Complicating matters further, we have to also recognise the likely impact of the last century or so of plant breeding and changes in cultivation method. Let me be controversial: these changes may be even more impactful to health than the introduction of genetically engineered crops. They have resulted in huge changes in phytochemical profile and relative amounts of digestible and indigestible (fibre) carbohydrate, as compared with traditional plant-based diets that originate from traditional cultivation and food preparation methods.

That’s why I find it useful to think of knowledge, most of which is extremely limited given we’re still in our infancy in understanding human nutrition within an ecological and epigenetic context, as distinct from our belief systems (see Figure below).

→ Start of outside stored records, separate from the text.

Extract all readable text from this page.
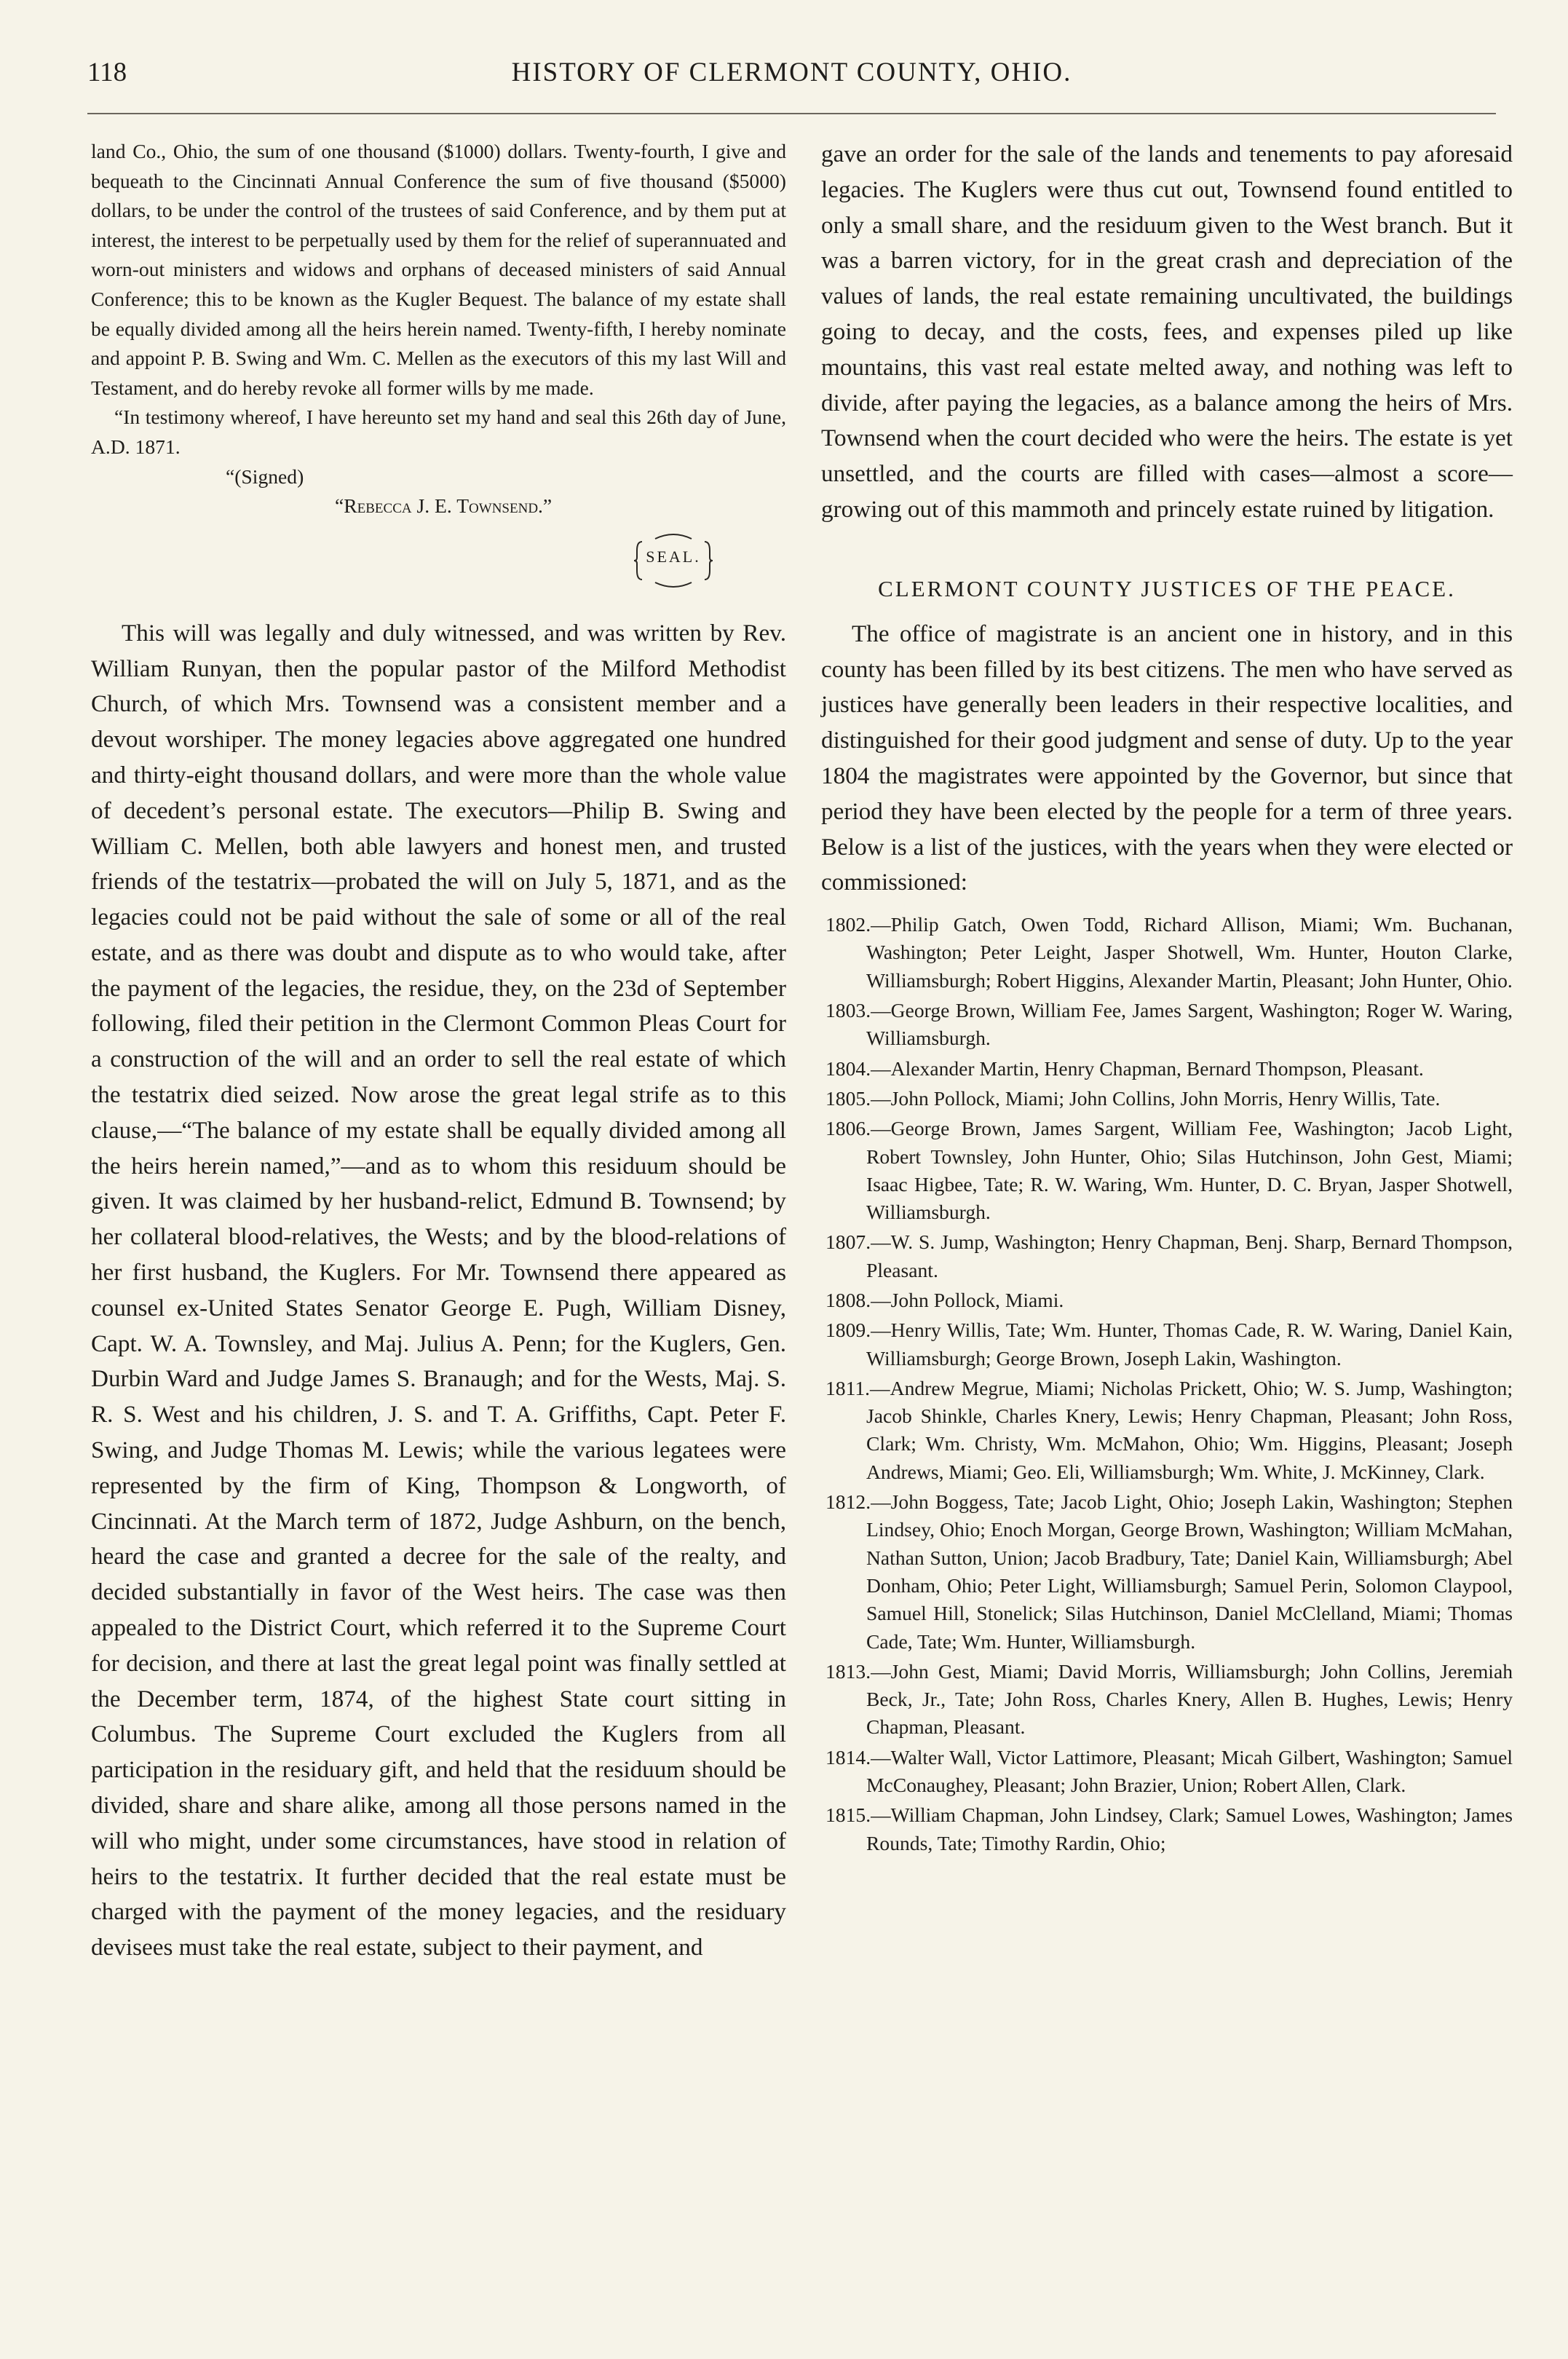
118	HISTORY OF CLERMONT COUNTY, OHIO.

land Co., Ohio, the sum of one thousand ($1000) dollars. Twenty-fourth, I give and bequeath to the Cincinnati Annual Conference the sum of five thousand ($5000) dollars, to be under the control of the trustees of said Conference, and by them put at interest, the interest to be perpetually used by them for the relief of superannuated and worn-out ministers and widows and orphans of deceased ministers of said Annual Conference; this to be known as the Kugler Bequest. The balance of my estate shall be equally divided among all the heirs herein named. Twenty-fifth, I hereby nominate and appoint P. B. Swing and Wm. C. Mellen as the executors of this my last Will and Testament, and do hereby revoke all former wills by me made.

“In testimony whereof, I have hereunto set my hand and seal this 26th day of June, A.D. 1871.

“(Signed)

“Rebecca J. E. Townsend.”

SEAL.

This will was legally and duly witnessed, and was written by Rev. William Runyan, then the popular pastor of the Milford Methodist Church, of which Mrs. Townsend was a consistent member and a devout worshiper. The money legacies above aggregated one hundred and thirty-eight thousand dollars, and were more than the whole value of decedent’s personal estate. The executors—Philip B. Swing and William C. Mellen, both able lawyers and honest men, and trusted friends of the testatrix—probated the will on July 5, 1871, and as the legacies could not be paid without the sale of some or all of the real estate, and as there was doubt and dispute as to who would take, after the payment of the legacies, the residue, they, on the 23d of September following, filed their petition in the Clermont Common Pleas Court for a construction of the will and an order to sell the real estate of which the testatrix died seized. Now arose the great legal strife as to this clause,—“The balance of my estate shall be equally divided among all the heirs herein named,”—and as to whom this residuum should be given. It was claimed by her husband-relict, Edmund B. Townsend; by her collateral blood-relatives, the Wests; and by the blood-relations of her first husband, the Kuglers. For Mr. Townsend there appeared as counsel ex-United States Senator George E. Pugh, William Disney, Capt. W. A. Townsley, and Maj. Julius A. Penn; for the Kuglers, Gen. Durbin Ward and Judge James S. Branaugh; and for the Wests, Maj. S. R. S. West and his children, J. S. and T. A. Griffiths, Capt. Peter F. Swing, and Judge Thomas M. Lewis; while the various legatees were represented by the firm of King, Thompson & Longworth, of Cincinnati. At the March term of 1872, Judge Ashburn, on the bench, heard the case and granted a decree for the sale of the realty, and decided substantially in favor of the West heirs. The case was then appealed to the District Court, which referred it to the Supreme Court for decision, and there at last the great legal point was finally settled at the December term, 1874, of the highest State court sitting in Columbus. The Supreme Court excluded the Kuglers from all participation in the residuary gift, and held that the residuum should be divided, share and share alike, among all those persons named in the will who might, under some circumstances, have stood in relation of heirs to the testatrix. It further decided that the real estate must be charged with the payment of the money legacies, and the residuary devisees must take the real estate, subject to their payment, and

gave an order for the sale of the lands and tenements to pay aforesaid legacies. The Kuglers were thus cut out, Townsend found entitled to only a small share, and the residuum given to the West branch. But it was a barren victory, for in the great crash and depreciation of the values of lands, the real estate remaining uncultivated, the buildings going to decay, and the costs, fees, and expenses piled up like mountains, this vast real estate melted away, and nothing was left to divide, after paying the legacies, as a balance among the heirs of Mrs. Townsend when the court decided who were the heirs. The estate is yet unsettled, and the courts are filled with cases—almost a score—growing out of this mammoth and princely estate ruined by litigation.

CLERMONT COUNTY JUSTICES OF THE PEACE.

The office of magistrate is an ancient one in history, and in this county has been filled by its best citizens. The men who have served as justices have generally been leaders in their respective localities, and distinguished for their good judgment and sense of duty. Up to the year 1804 the magistrates were appointed by the Governor, but since that period they have been elected by the people for a term of three years. Below is a list of the justices, with the years when they were elected or commissioned:

1802.—Philip Gatch, Owen Todd, Richard Allison, Miami; Wm. Buchanan, Washington; Peter Leight, Jasper Shotwell, Wm. Hunter, Houton Clarke, Williamsburgh; Robert Higgins, Alexander Martin, Pleasant; John Hunter, Ohio.

1803.—George Brown, William Fee, James Sargent, Washington; Roger W. Waring, Williamsburgh.

1804.—Alexander Martin, Henry Chapman, Bernard Thompson, Pleasant.

1805.—John Pollock, Miami; John Collins, John Morris, Henry Willis, Tate.

1806.—George Brown, James Sargent, William Fee, Washington; Jacob Light, Robert Townsley, John Hunter, Ohio; Silas Hutchinson, John Gest, Miami; Isaac Higbee, Tate; R. W. Waring, Wm. Hunter, D. C. Bryan, Jasper Shotwell, Williamsburgh.

1807.—W. S. Jump, Washington; Henry Chapman, Benj. Sharp, Bernard Thompson, Pleasant.

1808.—John Pollock, Miami.

1809.—Henry Willis, Tate; Wm. Hunter, Thomas Cade, R. W. Waring, Daniel Kain, Williamsburgh; George Brown, Joseph Lakin, Washington.

1811.—Andrew Megrue, Miami; Nicholas Prickett, Ohio; W. S. Jump, Washington; Jacob Shinkle, Charles Knery, Lewis; Henry Chapman, Pleasant; John Ross, Clark; Wm. Christy, Wm. McMahon, Ohio; Wm. Higgins, Pleasant; Joseph Andrews, Miami; Geo. Eli, Williamsburgh; Wm. White, J. McKinney, Clark.

1812.—John Boggess, Tate; Jacob Light, Ohio; Joseph Lakin, Washington; Stephen Lindsey, Ohio; Enoch Morgan, George Brown, Washington; William McMahan, Nathan Sutton, Union; Jacob Bradbury, Tate; Daniel Kain, Williamsburgh; Abel Donham, Ohio; Peter Light, Williamsburgh; Samuel Perin, Solomon Claypool, Samuel Hill, Stonelick; Silas Hutchinson, Daniel McClelland, Miami; Thomas Cade, Tate; Wm. Hunter, Williamsburgh.

1813.—John Gest, Miami; David Morris, Williamsburgh; John Collins, Jeremiah Beck, Jr., Tate; John Ross, Charles Knery, Allen B. Hughes, Lewis; Henry Chapman, Pleasant.

1814.—Walter Wall, Victor Lattimore, Pleasant; Micah Gilbert, Washington; Samuel McConaughey, Pleasant; John Brazier, Union; Robert Allen, Clark.

1815.—William Chapman, John Lindsey, Clark; Samuel Lowes, Washington; James Rounds, Tate; Timothy Rardin, Ohio;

Figure. From my presentation entitled “Shifting paradigms in research outcomes” given at the Royal Society of Medicine, 14 July 2018, adapted from information in Friedkin NE et al. Network science on belief system dynamics under logic constraints. Science. 2016; 354(6310): 321-326.

Where to in the mists of confused or unclear science?

Should we bury our heads in the sand and leave scientists and governments to argue it out? Absolutely not! For those of us interested in using diet to optimise our health in the short- as well as the long-term, we must do what appears to work best for each one of us. That’s what our health sustainability ‘blueprint’ is all about – a system that helps us to evaluate what works for each one of us, genetically different individuals, living in unique and often highly varied, dynamic environments.

In the meantime, if you’re going to compromise and look at what many people appear to do well on, getting the best of both worlds (fatty acids, protein quality, micronutrients, polyphenols, fibre, etc) makes rational sense given all the available data and information. That includes taking into account the thorny, complex and multi-faceted issues of human and environmental sustainability.

And it’s from this non-binary place that the scientific, clinical and experiential evidence that underpins our Food4Health guidelines originates. But remember: diets are about choice, rather than obligation. In the light of such limited and contradictory information about human diets, the only views on diet I tend to dismiss are ones that are rigid and universally applicable.